The goal of this article is to investigate the possibility of classifying the underlying muscles directly from the sEMG signal. This is motivated by the fact that the correct traceability of the implicated muscles in EMG studies is relevant in the periodic evaluation process that is carried out for instance in muscle training program effectiveness for athletes, as well as in routine reviews for muscle rehabilitation.

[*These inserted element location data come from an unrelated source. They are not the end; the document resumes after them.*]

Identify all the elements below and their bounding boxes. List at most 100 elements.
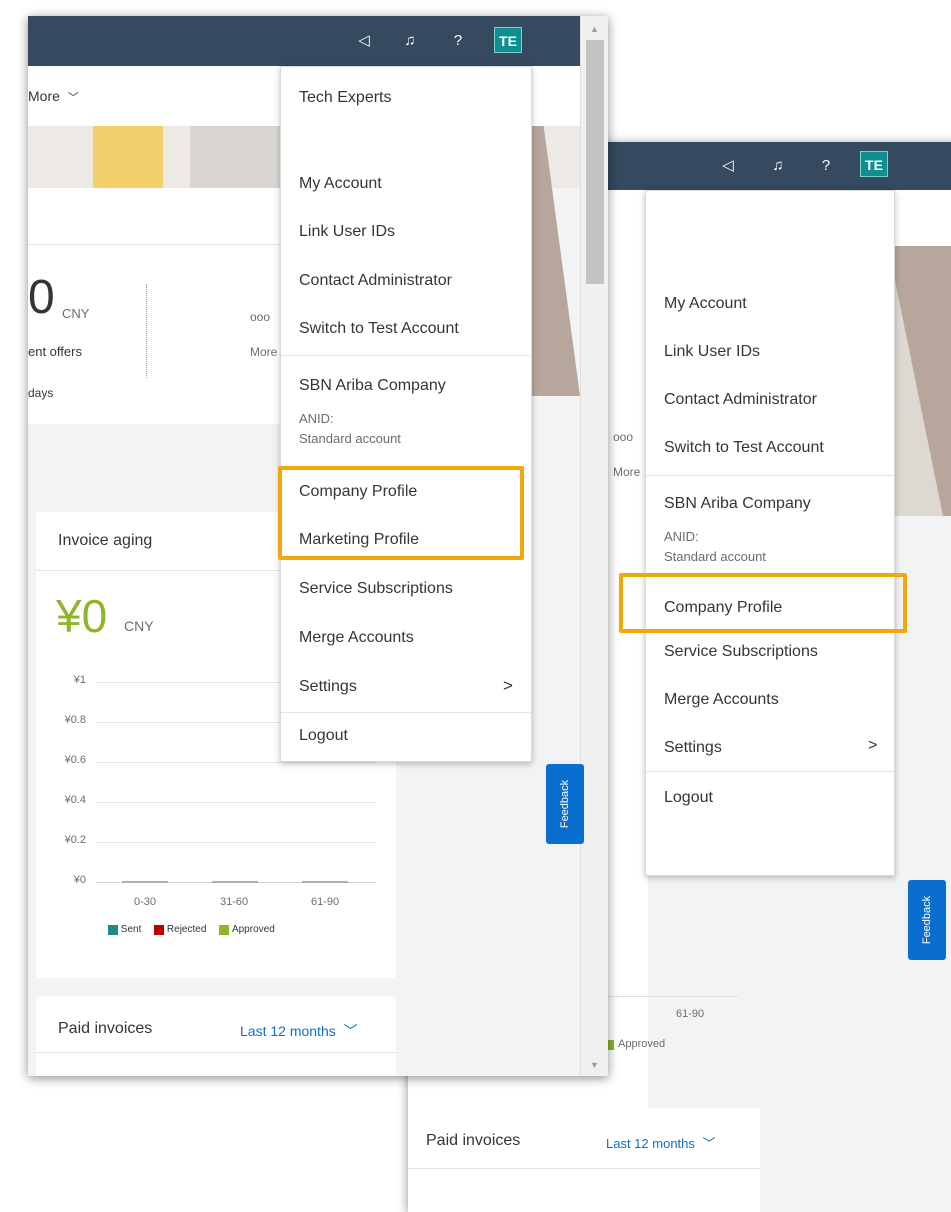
user-menu: Tech Experts My Account Link User IDs Co… (280, 66, 532, 762)
menu-user-name: Tech Experts (299, 89, 392, 106)
menu-company-name: SBN Ariba Company (299, 377, 446, 394)
summary-label: ent offers (28, 344, 82, 359)
paid-invoices-period-label: Last 12 months (240, 1023, 336, 1039)
menu-my-account[interactable]: My Account (299, 175, 382, 193)
back-menu-service-subscriptions[interactable]: Service Subscriptions (664, 643, 818, 661)
legend-sent-swatch (108, 924, 118, 935)
invoice-aging-title: Invoice aging (58, 532, 153, 549)
back-feedback-label: Feedback (921, 895, 933, 945)
summary-currency: CNY (62, 306, 90, 321)
paid-invoices-card: Paid invoices Last 12 months ﹀ (36, 996, 396, 1076)
menu-settings[interactable]: Settings (299, 678, 357, 696)
back-menu-link-user-ids[interactable]: Link User IDs (664, 343, 760, 361)
scroll-thumb[interactable] (586, 40, 604, 284)
bell-icon[interactable]: ♫ (400, 31, 420, 51)
help-icon[interactable]: ? (448, 31, 468, 51)
toolbar-more-label: More (28, 88, 60, 104)
front-shell-header: ◁ ♫ ? TE (28, 16, 580, 66)
back-more-label: More (613, 465, 641, 479)
back-period-label: Last 12 months (606, 1136, 695, 1151)
scroll-up-arrow-icon[interactable]: ▲ (590, 24, 599, 34)
summary-sublabel: days (28, 386, 54, 400)
chevron-down-icon: ﹀ (702, 1136, 716, 1151)
paid-invoices-period[interactable]: Last 12 months ﹀ (240, 1021, 358, 1041)
back-menu-contact-admin[interactable]: Contact Administrator (664, 391, 817, 409)
menu-divider-2 (281, 712, 531, 713)
menu-account-type: Standard account (299, 431, 401, 446)
invoice-aging-currency: CNY (124, 618, 154, 634)
legend-approved-swatch (219, 924, 230, 935)
back-feedback-button[interactable]: Feedback (908, 880, 946, 960)
back-user-menu: My Account Link User IDs Contact Adminis… (645, 190, 895, 876)
company-marketing-highlight (278, 466, 524, 560)
front-avatar[interactable]: TE (494, 27, 522, 53)
invoice-aging-amount: ¥0 (56, 590, 108, 642)
paid-invoices-title: Paid invoices (58, 1020, 153, 1037)
back-legend-approved-label: Approved (618, 1038, 666, 1050)
y-tick-1: ¥1 (73, 674, 86, 686)
feedback-label: Feedback (559, 779, 571, 829)
back-more-dots: ooo (613, 430, 634, 444)
menu-contact-admin[interactable]: Contact Administrator (299, 272, 452, 290)
legend-rejected-swatch (154, 924, 165, 935)
chart-legend: Sent Rejected Approved (108, 924, 275, 935)
y-tick-0-8: ¥0.8 (64, 714, 86, 726)
summary-more-dots: ooo (250, 310, 271, 324)
x-tick-61-90: 61-90 (311, 896, 340, 908)
back-menu-divider-1 (646, 475, 894, 476)
back-menu-my-account[interactable]: My Account (664, 295, 747, 313)
banner-grey-block (190, 126, 280, 188)
back-paid-invoices-period[interactable]: Last 12 months ﹀ (606, 1133, 716, 1152)
back-xtick-61-90: 61-90 (676, 1008, 705, 1020)
megaphone-icon[interactable]: ◁ (354, 31, 374, 51)
y-tick-0-6: ¥0.6 (64, 754, 86, 766)
menu-logout[interactable]: Logout (299, 727, 348, 745)
bell-icon[interactable]: ♫ (768, 156, 788, 176)
legend-rejected-label: Rejected (166, 924, 207, 935)
megaphone-icon[interactable]: ◁ (718, 156, 738, 176)
back-menu-switch-test[interactable]: Switch to Test Account (664, 439, 824, 457)
menu-service-subscriptions[interactable]: Service Subscriptions (299, 580, 453, 598)
legend-sent-label: Sent (120, 924, 142, 935)
back-menu-divider-2 (646, 771, 894, 772)
menu-switch-test[interactable]: Switch to Test Account (299, 320, 459, 338)
chevron-right-icon: > (503, 676, 513, 695)
back-menu-settings[interactable]: Settings (664, 739, 722, 757)
bar-31-60[interactable] (212, 881, 258, 883)
back-menu-logout[interactable]: Logout (664, 789, 713, 807)
menu-divider-1 (281, 355, 531, 356)
back-legend-approved-swatch (608, 1040, 614, 1050)
summary-dotted-divider (146, 284, 147, 378)
bar-0-30[interactable] (122, 881, 168, 883)
menu-link-user-ids[interactable]: Link User IDs (299, 223, 395, 241)
chevron-right-icon: > (868, 737, 878, 754)
chevron-down-icon: ﹀ (343, 1023, 358, 1039)
banner-yellow-block (93, 126, 163, 188)
gridline-0-4 (96, 802, 376, 803)
chevron-down-icon: ﹀ (67, 92, 79, 104)
summary-more-label[interactable]: More (250, 345, 277, 359)
x-tick-31-60: 31-60 (220, 896, 249, 908)
feedback-button[interactable]: Feedback (546, 764, 584, 844)
menu-merge-accounts[interactable]: Merge Accounts (299, 629, 414, 647)
back-paid-invoices-card: Paid invoices Last 12 months ﹀ (408, 1108, 760, 1212)
back-company-profile-highlight (619, 573, 907, 633)
help-icon[interactable]: ? (816, 156, 836, 176)
paid-invoices-divider (36, 1052, 396, 1053)
back-avatar[interactable]: TE (860, 151, 888, 177)
menu-anid: ANID: (299, 411, 334, 426)
x-tick-0-30: 0-30 (134, 896, 157, 908)
back-menu-merge-accounts[interactable]: Merge Accounts (664, 691, 779, 709)
summary-big-value: 0 (28, 271, 55, 324)
bar-61-90[interactable] (302, 881, 348, 883)
back-paid-invoices-title: Paid invoices (426, 1132, 521, 1149)
toolbar-more-menu[interactable]: More ﹀ (28, 88, 79, 105)
scroll-down-arrow-icon[interactable]: ▼ (590, 1060, 599, 1070)
back-menu-anid: ANID: (664, 529, 699, 544)
gridline-0-6 (96, 762, 376, 763)
legend-approved-label: Approved (231, 924, 275, 935)
scrollbar[interactable]: ▲ ▼ (580, 16, 608, 1076)
y-tick-0: ¥0 (73, 874, 86, 886)
y-tick-0-2: ¥0.2 (64, 834, 86, 846)
y-tick-0-4: ¥0.4 (64, 794, 86, 806)
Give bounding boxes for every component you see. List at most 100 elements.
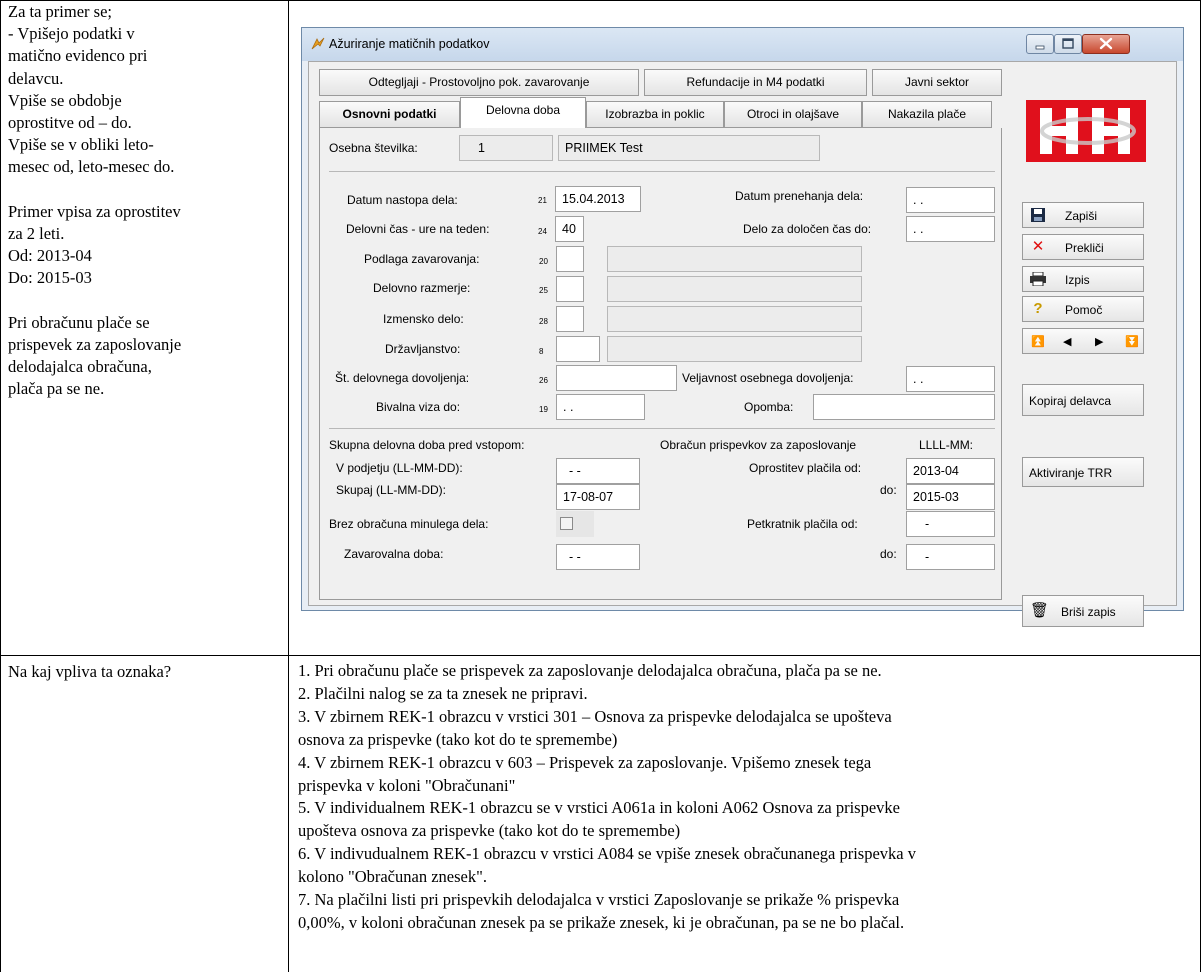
obracun-heading: Obračun prispevkov za zaposlovanje [660, 438, 857, 452]
izmensko-desc-field[interactable] [607, 306, 862, 332]
oprostitev-do-field[interactable]: 2015-03 [906, 484, 995, 510]
last-record-icon[interactable]: ⏬ [1125, 335, 1139, 348]
code-28: 28 [539, 317, 548, 326]
drzavljanstvo-desc-field[interactable] [607, 336, 862, 362]
pomoc-button[interactable]: ? Pomoč [1022, 296, 1144, 322]
petkratnik-od-field[interactable]: - [906, 511, 995, 537]
tab-nakazila[interactable]: Nakazila plače [862, 101, 992, 128]
izmensko-label: Izmensko delo: [383, 312, 464, 326]
left-line: Do: 2015-03 [8, 268, 92, 288]
ime-priimek-field[interactable]: PRIIMEK Test [558, 135, 820, 161]
left-line: Primer vpisa za oprostitev [8, 201, 181, 221]
answer-cell: 1. Pri obračunu plače se prispevek za za… [298, 660, 1198, 935]
tab-odtegljaji[interactable]: Odtegljaji - Prostovoljno pok. zavarovan… [319, 69, 639, 96]
podlaga-code-field[interactable] [556, 246, 584, 272]
print-icon [1030, 270, 1046, 288]
tab-javni-sektor[interactable]: Javni sektor [872, 69, 1002, 96]
answer-line: prispevka v koloni "Obračunani" [298, 775, 516, 795]
aktiviranje-trr-button[interactable]: Aktiviranje TRR [1022, 457, 1144, 487]
petkratnik-do-field[interactable]: - [906, 544, 995, 570]
window-body: Odtegljaji - Prostovoljno pok. zavarovan… [308, 61, 1177, 627]
code-21: 21 [538, 196, 547, 205]
window-title: Ažuriranje matičnih podatkov [329, 37, 490, 51]
delovni-cas-label: Delovni čas - ure na teden: [346, 222, 490, 236]
bivalna-field[interactable]: . . [556, 394, 645, 420]
previous-record-icon[interactable]: ◀ [1063, 335, 1071, 348]
first-record-icon[interactable]: ⏫ [1031, 335, 1045, 348]
delo-dolocen-label: Delo za določen čas do: [743, 222, 872, 236]
razmerje-code-field[interactable] [556, 276, 584, 302]
zapisi-button[interactable]: Zapiši [1022, 202, 1144, 228]
kopiraj-delavca-button[interactable]: Kopiraj delavca [1022, 384, 1144, 416]
left-line: oprostitve od – do. [8, 113, 132, 133]
drzavljanstvo-code-field[interactable] [556, 336, 600, 362]
delovni-cas-field[interactable]: 40 [555, 216, 584, 242]
zavarovalna-field[interactable]: - - [556, 544, 640, 570]
answer-line: 7. Na plačilni listi pri prispevkih delo… [298, 890, 900, 910]
answer-line: upošteva osnova za prispevke (tako kot d… [298, 821, 681, 841]
left-line: Vpiše se obdobje [8, 90, 122, 110]
close-button[interactable] [1082, 34, 1130, 54]
tab-delovna-doba[interactable]: Delovna doba [460, 97, 586, 129]
maximize-button[interactable] [1054, 34, 1082, 54]
left-line: matično evidenco pri [8, 46, 148, 66]
preklici-button[interactable]: ✕ Prekliči [1022, 234, 1144, 260]
left-line: delavcu. [8, 68, 64, 88]
cancel-icon: ✕ [1031, 238, 1045, 255]
brez-obracuna-checkbox[interactable] [560, 517, 573, 530]
close-icon [1099, 37, 1113, 50]
left-line: mesec od, leto-mesec do. [8, 157, 175, 177]
main-panel: Odtegljaji - Prostovoljno pok. zavarovan… [311, 64, 1007, 603]
tab-izobrazba[interactable]: Izobrazba in poklic [586, 101, 724, 128]
datum-nastopa-field[interactable]: 15.04.2013 [555, 186, 641, 212]
answer-line: 3. V zbirnem REK-1 obrazcu v vrstici 301… [298, 706, 892, 726]
side-toolbar: Zapiši ✕ Prekliči Izpis ? Pomoč ⏫ ◀ ▶ ⏬ … [1010, 64, 1172, 627]
question-cell: Na kaj vpliva ta oznaka? [8, 662, 172, 681]
datum-prenehanja-field[interactable]: . . [906, 187, 995, 213]
tab-otroci[interactable]: Otroci in olajšave [724, 101, 862, 128]
code-8: 8 [539, 347, 544, 356]
petkratnik-label: Petkratnik plačila od: [747, 517, 858, 531]
table-column-divider [288, 0, 289, 972]
datum-nastopa-label: Datum nastopa dela: [347, 193, 458, 207]
left-line: prispevek za zaposlovanje [8, 335, 182, 355]
tab-osnovni-podatki[interactable]: Osnovni podatki [319, 101, 460, 128]
left-line: Za ta primer se; [8, 2, 112, 21]
skupaj-label: Skupaj (LL-MM-DD): [336, 483, 447, 497]
trash-icon: 🗑 [1030, 602, 1050, 619]
oprostitev-od-field[interactable]: 2013-04 [906, 458, 995, 484]
osebna-label: Osebna številka: [329, 141, 418, 155]
record-navigation: ⏫ ◀ ▶ ⏬ [1022, 328, 1144, 354]
help-icon: ? [1033, 300, 1043, 317]
podjetju-field[interactable]: - - [556, 458, 640, 484]
code-25: 25 [539, 286, 548, 295]
tab-refundacije[interactable]: Refundacije in M4 podatki [644, 69, 867, 96]
petkratnik-do-label: do: [880, 547, 897, 561]
left-line [8, 179, 273, 201]
code-19: 19 [539, 405, 548, 414]
st-dovoljenja-field[interactable] [556, 365, 677, 391]
brez-obracuna-label: Brez obračuna minulega dela: [329, 517, 489, 531]
next-record-icon[interactable]: ▶ [1095, 335, 1103, 348]
podlaga-desc-field[interactable] [607, 246, 862, 272]
answer-line: 6. V indivudualnem REK-1 obrazcu v vrsti… [298, 844, 916, 864]
table-border-left [0, 0, 1, 972]
minimize-button[interactable] [1026, 34, 1054, 54]
tab-content-delovna-doba: Osebna številka: 1 PRIIMEK Test Datum na… [319, 128, 1002, 600]
datum-prenehanja-label: Datum prenehanja dela: [735, 189, 864, 203]
izmensko-code-field[interactable] [556, 306, 584, 332]
veljavnost-field[interactable]: . . [906, 366, 995, 392]
document-table: Za ta primer se; - Vpišejo podatki v mat… [0, 0, 1201, 972]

The proposed hybrid CNN-LSTM model was validated in two scenarios: in the first one, the model is tested on new contraction bursts from already seen subjects in the training step, where at least 9 out of 10 times the muscle category was accurately inferred (in both training setups). On the other hand, in the leave-one-out validation scenario, the model could barely classify correctly half of the times, as it seems incapable of distinguishing between symmetrical muscles. When constraining the task to a binary classification problem of biceps vs tibialis anterior, the model is able to classify these non-symmetrical muscles almost nine out of ten times (89% accuracy). On the other hand, when switching the binary classification task to left muscles vs right muscles, the model only achieves 50% classification accuracy. From our feasibility study we conclude that muscle category can be estimated, but not the lateral side as most of the muscles are mirrored.